Tenet v. DoeAnnotate this Case
544 U.S. ___ (2005)
- Opinion (William Hubbs Rehnquist)
- Concurrence (John Paul Stevens)
- Concurrence (Antonin Scalia)
544 U. S. ____ (2005)
TENET V. DOE
544 U. S. ____ (2005)
SUPREME COURT OF THE UNITED STATES
GEORGE J. TENET, INDIVIDUALLY, PORTER J. GOSS, DIRECTOR OF CENTRAL INTELLI- GENCE AND DIRECTOR OF THE CEN- TRAL INTELLIGENCE AGENCY, AND UNITED STATES, PETITIONERS v. JOHN DOE et ux.
on writ of certiorari to the united states court of appeals for the ninth circuit
[March 2, 2005]
Justice Scalia, concurring.
I join the Court’s opinion because I do not agree with Justice Stevens’s concurrence, painting today’s action as a vindication of his opinion concurring in the judgment in Steel Co. v.

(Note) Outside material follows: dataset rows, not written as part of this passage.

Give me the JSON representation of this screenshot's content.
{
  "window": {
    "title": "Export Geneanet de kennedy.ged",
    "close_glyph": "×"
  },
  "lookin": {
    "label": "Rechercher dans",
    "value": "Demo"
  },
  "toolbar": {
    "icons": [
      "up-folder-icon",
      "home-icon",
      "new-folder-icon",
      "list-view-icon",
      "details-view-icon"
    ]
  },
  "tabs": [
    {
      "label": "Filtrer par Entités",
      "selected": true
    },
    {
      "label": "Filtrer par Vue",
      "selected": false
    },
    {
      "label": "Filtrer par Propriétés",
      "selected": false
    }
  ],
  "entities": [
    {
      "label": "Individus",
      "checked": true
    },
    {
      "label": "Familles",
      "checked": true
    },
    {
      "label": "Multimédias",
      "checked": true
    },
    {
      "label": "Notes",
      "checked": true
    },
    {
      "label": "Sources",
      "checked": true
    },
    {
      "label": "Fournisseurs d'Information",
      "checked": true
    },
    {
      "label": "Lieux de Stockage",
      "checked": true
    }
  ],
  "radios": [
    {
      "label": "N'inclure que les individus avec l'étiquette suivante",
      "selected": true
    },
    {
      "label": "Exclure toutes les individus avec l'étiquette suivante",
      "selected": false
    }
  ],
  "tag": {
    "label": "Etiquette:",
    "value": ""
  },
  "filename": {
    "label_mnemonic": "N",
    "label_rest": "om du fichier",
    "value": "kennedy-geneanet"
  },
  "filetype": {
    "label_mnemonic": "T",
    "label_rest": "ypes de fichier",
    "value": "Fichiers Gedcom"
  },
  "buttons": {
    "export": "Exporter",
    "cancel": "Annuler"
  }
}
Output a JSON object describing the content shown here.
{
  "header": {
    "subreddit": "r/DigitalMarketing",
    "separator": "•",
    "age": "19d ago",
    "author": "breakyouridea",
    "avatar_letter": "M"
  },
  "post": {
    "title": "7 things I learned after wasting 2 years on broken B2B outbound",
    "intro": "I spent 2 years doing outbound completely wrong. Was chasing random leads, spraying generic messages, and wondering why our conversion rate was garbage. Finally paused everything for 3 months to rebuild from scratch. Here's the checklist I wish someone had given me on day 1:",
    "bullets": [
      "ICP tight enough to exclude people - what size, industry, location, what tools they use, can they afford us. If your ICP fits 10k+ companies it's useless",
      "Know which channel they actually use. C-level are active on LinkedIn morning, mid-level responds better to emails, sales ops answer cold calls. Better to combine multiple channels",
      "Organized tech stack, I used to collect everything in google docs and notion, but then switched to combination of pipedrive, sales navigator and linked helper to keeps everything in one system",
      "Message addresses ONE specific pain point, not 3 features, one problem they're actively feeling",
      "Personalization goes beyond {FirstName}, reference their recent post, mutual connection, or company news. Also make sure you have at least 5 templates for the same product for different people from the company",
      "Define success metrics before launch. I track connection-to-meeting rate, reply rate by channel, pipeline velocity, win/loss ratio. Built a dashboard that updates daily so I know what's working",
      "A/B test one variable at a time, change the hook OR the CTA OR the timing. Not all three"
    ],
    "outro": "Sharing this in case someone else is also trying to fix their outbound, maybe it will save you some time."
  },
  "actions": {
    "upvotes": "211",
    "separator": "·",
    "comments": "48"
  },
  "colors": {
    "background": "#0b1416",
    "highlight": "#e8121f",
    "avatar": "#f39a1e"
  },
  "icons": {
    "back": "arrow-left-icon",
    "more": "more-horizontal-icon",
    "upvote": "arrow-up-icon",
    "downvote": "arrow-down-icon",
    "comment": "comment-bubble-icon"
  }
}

Citizens for Better Environment, 523 U. S. 83, 112 (1998), in which he would have held that a jurisdictional bar does not prevent the resolution of a merits issue. When today’s opinion refers to the issue in Totten v. United States,92 U. S. 105 (1876), as “the sort of ‘threshold question’ we have recognized may be resolved before addressing jurisdiction,” ante, at 5, n. 4, it is surely not referring to the run-of-the-mill, nonthreshold merits question whether a cause of action exists. And when it describes “the unique and categorical nature of the Totten bar—a rule designed not merely to defeat the asserted claims, but to preclude judicial inquiry,” ibid., it is assuredly not describing the mere everyday absence of a cause of action. As applied today, the bar of Totten is a jurisdictional one.
Of course even if it were not, given the squarely applicable precedent of Totten, the absence of a cause of action is so clear that respondents’ claims are frivolous—establishing another jurisdictional ground for dismissal that the Steel Co. majority opinion acknowledges. See 523 U. S., at 89.